Uma regra pouco conhecida, porque tácita, recomenda que se repitam, antes de cada complemento, as preposições a, com, de, em, para e por, sobretudo. A razão é simples: se a preposição não se repetir, o sentido pode mudar. Ex.: a frase “Maria saiu com João e você também” significa que “você também saiu com João”. Mas na frase “Maria saiu com João e com você também”, o que se quer dizer é que “Maria também saiu com você”.
Às vezes, a omissão da preposição, isto é, o fato de se não repetir a preposição pode resultar no oposto do que se pretendia dizer. No jornal capixaba A Tribuna, de 02.04.2011, p. 47, sob a manchete “Governo líbio recusa oferta de cessar fogo”, lê-se: “O governo dos Estados Unidos reforçou ontem que no final de semana irá parar de disparar mísseis Tomahawk e lançar ataques aéreos contra as forças de Kadafi.” O que a notícia diz é que o governo americano vai parar de disparar mísseis, mas vai lançar ataques aéreos.
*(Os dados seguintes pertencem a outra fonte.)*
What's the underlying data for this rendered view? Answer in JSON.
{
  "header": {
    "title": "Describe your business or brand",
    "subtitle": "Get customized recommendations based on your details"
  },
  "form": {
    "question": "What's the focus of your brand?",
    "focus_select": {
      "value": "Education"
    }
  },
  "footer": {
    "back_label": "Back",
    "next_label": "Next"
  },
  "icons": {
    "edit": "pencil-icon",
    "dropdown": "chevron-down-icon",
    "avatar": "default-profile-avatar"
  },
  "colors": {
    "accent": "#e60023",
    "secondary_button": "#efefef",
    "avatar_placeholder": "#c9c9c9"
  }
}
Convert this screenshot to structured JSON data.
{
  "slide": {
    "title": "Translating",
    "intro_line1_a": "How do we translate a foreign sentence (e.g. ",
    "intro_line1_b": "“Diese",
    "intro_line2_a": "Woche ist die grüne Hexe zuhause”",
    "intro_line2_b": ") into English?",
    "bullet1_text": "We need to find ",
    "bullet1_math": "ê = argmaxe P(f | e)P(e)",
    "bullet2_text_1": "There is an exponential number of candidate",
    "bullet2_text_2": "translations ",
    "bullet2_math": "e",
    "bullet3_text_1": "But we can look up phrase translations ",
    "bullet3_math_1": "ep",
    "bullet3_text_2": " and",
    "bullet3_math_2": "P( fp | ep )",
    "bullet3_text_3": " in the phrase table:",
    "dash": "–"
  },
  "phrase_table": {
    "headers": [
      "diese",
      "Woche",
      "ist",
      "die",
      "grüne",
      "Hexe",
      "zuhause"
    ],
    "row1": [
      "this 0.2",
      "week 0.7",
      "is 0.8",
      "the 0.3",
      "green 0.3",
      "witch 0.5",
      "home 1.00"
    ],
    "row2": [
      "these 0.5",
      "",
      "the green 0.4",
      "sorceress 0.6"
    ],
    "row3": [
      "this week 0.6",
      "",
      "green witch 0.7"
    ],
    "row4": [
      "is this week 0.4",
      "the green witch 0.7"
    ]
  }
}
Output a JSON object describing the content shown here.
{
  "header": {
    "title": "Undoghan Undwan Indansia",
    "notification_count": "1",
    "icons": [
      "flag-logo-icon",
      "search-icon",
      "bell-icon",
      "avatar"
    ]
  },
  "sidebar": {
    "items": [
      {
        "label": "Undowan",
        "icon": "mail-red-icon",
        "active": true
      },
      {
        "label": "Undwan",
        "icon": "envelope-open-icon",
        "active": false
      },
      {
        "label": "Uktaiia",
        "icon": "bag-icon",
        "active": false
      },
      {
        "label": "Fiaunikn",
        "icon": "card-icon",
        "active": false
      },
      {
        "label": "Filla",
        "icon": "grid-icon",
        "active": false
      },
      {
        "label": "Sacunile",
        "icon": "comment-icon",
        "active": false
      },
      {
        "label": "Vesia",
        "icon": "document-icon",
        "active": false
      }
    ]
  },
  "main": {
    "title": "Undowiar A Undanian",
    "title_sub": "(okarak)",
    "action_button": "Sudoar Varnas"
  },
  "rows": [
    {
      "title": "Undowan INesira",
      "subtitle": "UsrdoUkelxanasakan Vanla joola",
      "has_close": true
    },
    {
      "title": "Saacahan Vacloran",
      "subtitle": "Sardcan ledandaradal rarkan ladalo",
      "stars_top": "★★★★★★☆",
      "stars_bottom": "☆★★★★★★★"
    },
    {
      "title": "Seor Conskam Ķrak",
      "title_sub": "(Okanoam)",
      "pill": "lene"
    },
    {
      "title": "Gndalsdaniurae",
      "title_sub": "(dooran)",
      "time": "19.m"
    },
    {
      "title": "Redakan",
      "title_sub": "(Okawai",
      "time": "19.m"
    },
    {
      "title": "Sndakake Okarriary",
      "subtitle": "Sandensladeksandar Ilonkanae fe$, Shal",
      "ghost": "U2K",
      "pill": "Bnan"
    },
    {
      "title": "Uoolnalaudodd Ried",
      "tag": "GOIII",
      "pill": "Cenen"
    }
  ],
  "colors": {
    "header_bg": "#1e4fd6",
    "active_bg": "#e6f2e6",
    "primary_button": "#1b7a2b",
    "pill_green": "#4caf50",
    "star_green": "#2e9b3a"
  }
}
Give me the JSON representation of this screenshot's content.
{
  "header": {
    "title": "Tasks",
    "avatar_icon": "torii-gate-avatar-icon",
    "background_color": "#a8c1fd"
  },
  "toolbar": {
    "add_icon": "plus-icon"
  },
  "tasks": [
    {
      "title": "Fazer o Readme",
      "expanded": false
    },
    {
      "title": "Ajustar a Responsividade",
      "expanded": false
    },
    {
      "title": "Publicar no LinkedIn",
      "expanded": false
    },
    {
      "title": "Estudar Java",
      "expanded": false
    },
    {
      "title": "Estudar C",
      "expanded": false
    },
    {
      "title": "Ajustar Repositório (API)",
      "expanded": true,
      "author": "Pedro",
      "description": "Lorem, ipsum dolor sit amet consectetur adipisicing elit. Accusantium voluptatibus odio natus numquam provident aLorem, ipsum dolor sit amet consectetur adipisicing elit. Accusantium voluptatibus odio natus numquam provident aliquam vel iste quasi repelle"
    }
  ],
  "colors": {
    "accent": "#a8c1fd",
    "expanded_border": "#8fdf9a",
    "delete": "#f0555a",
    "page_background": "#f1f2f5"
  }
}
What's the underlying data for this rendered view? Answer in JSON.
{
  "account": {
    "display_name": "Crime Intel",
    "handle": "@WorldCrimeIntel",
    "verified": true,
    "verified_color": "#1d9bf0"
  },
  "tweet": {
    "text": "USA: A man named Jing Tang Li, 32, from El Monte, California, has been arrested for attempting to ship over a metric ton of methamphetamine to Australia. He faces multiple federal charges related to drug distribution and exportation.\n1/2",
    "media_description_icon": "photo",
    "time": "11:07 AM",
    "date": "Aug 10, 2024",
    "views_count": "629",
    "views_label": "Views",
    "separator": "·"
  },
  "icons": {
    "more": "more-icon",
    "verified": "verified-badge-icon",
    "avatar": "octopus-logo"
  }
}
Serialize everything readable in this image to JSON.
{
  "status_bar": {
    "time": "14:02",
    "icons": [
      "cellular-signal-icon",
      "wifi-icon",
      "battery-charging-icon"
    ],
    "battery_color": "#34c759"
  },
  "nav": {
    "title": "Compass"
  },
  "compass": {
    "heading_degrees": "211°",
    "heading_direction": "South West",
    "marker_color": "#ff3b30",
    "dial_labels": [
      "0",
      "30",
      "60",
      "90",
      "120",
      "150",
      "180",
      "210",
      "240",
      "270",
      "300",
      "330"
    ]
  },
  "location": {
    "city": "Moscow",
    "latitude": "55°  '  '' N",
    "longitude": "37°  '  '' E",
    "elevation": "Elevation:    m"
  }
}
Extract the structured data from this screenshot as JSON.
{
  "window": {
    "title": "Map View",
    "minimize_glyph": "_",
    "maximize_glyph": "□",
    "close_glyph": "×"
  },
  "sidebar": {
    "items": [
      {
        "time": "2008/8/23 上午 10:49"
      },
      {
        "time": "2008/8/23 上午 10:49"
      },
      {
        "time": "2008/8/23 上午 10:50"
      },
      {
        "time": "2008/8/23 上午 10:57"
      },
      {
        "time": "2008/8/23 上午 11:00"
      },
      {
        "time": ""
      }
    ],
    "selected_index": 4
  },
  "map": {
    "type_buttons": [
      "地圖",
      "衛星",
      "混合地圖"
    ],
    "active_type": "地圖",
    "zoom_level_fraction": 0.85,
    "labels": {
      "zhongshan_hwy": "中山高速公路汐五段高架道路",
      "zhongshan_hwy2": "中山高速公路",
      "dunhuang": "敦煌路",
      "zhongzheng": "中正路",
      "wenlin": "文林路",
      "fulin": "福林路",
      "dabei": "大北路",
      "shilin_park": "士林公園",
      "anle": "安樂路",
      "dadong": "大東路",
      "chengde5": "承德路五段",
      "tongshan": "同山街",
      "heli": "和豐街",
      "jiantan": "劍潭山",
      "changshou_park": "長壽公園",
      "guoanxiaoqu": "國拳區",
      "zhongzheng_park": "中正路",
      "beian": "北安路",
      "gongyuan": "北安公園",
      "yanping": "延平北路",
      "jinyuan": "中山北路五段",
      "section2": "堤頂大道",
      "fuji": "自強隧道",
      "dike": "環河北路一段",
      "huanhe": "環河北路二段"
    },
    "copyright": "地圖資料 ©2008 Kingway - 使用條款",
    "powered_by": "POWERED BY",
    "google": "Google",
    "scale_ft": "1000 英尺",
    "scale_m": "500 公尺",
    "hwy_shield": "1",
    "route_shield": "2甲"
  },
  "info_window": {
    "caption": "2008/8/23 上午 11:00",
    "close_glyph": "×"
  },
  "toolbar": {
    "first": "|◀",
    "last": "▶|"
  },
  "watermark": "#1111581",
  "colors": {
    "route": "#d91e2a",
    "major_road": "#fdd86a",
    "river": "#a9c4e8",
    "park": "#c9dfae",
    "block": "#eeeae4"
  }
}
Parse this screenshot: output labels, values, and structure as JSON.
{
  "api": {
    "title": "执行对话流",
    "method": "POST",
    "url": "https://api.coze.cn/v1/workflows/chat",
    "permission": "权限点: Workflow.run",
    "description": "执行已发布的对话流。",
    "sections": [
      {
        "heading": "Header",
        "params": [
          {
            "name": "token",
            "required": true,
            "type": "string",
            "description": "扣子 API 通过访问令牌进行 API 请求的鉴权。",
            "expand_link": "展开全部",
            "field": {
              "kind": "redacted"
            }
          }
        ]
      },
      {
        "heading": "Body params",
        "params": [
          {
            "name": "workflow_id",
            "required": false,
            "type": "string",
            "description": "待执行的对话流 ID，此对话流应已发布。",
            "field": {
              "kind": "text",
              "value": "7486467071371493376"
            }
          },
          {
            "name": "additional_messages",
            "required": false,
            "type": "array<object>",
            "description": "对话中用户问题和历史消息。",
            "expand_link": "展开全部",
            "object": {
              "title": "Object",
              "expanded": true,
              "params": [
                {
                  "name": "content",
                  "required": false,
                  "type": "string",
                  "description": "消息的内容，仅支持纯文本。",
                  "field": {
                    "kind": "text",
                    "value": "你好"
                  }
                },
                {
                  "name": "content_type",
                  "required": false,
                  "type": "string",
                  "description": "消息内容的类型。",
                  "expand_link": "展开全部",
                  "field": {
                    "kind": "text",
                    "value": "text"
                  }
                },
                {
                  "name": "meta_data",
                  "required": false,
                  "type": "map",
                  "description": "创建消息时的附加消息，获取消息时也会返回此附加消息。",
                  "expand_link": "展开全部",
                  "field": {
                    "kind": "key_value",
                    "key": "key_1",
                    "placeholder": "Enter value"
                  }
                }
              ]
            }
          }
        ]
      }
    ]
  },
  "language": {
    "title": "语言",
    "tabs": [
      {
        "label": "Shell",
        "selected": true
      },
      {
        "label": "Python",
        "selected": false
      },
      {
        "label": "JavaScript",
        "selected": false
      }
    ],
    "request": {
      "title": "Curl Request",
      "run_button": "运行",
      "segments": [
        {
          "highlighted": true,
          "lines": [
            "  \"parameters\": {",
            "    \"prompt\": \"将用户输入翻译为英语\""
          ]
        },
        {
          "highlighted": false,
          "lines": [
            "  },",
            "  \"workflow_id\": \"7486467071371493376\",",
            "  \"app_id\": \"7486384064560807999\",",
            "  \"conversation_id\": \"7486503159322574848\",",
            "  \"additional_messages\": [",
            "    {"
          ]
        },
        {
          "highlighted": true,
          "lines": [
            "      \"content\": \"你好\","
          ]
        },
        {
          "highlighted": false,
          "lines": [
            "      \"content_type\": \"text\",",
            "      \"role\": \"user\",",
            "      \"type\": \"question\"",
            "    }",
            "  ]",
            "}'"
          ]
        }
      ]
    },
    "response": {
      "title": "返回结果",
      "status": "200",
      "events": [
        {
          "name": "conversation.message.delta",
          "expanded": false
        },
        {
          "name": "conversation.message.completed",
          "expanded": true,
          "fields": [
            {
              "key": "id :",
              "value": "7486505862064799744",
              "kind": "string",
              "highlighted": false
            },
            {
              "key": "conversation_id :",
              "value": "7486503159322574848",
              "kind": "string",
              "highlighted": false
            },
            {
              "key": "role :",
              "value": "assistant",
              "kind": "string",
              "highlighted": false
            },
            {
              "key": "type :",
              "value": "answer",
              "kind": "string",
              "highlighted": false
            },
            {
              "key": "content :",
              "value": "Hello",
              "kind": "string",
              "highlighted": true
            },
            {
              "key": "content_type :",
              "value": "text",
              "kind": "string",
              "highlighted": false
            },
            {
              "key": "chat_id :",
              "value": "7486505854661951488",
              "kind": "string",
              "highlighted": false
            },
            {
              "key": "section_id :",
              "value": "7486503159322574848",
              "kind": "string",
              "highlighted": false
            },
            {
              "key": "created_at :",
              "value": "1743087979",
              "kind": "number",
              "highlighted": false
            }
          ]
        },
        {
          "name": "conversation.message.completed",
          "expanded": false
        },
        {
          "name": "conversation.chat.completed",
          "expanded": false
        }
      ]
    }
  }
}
Repare-se que os dois infinitivos estão coordenados: “irá parar... e lançar...”, o que permite a interpretação de que os Estados Unidos vão lançar ataques aéreos contra Kadafi. Se a preposição se repetisse, a ideia seria outra: “O governo dos Estados Unidos reforçou ontem que no final de semana irá parar de disparar mísseis Tomahawk e de lançar ataques aéreos contra as forças de Kadafi.” Aqui a coordenação se faz entre os termos preposicionados: “...parar de disparar... e de lançar...” Isto é, se a preposição de é repetida, a notícia diz que o governo americano não vai lançar ataques aéreos. Se a preposição não é repetida, a notícia diz que o governo americano vai lançar ataques aéreos. O emprego da preposição é fundamental para a precisão do que se vai dizer.
Atente-se ainda para o fato de que vai parar já é futuro. Dizer irá parar é pôr no futuro o que já estava no futuro. Dá-se a essa redundância particular o nome de hipercaracterização, isto é, a caracterização do que já estava caracterizado. A hipercaracterização é frequente quando o falante esquece a formação da palavra ou da expressão. Em comigo a preposição com se repete, já que comigo se origina do latim cum me cum. Quando digo arrozal ou cafezal, o sufixo é {-al}. Mas em milharal, há a repetição do sufixo: milhal + al dá milharal (por dissimilação, o /l/ da primeira ocorrência do sufixo muda para /r/). Outro exemplo: como meio já significa “ambiente”, a expressão meio ambiente se formou por hipercaracterização. Assim, em lugar de irá parar bastaria dizer vai parar, que já é uma forma de futuro.
Quando traduzi o livro A sombra da serpente, um romance extraordinário do lituano Saulius T.Kondrotas (publicado pela Record em 1994), tive de repetir a preposição a antes dos dois núcleos do objeto direto: “Era o pai. Nunca o ouvi rir, nem a ele nem ao avô” (página 19). A ideia do texto original era de que nem ele (o pai) nem o avô riam. O revisor foi impiedoso em sua incompetência, suprimindo as duas ocorrências da preposição: “Nunca o ouvi rir, nem ele nem o avô”, o que muda completamente o sentido, sobretudo porque o leitor fica sem saber quem é esse “ele”, que deveria ser pronome pleonástico do objeto direto o, referente a “o pai”, mas tornou-se um dos núcleos do sujeito da oração elíptica começada por nem: “Nunca o ouvi rir, nem ele nem o avô (tampouco o ouviram rir).” E o avô passou a ser a pessoa que nunca o ouviu rir, em vez de ser a pessoa que nunca riu.
Tudo isso significa que é uma pena que se tenha extinguido a função dos copidesques. Ou que não se recorra à revisão de um professor de português.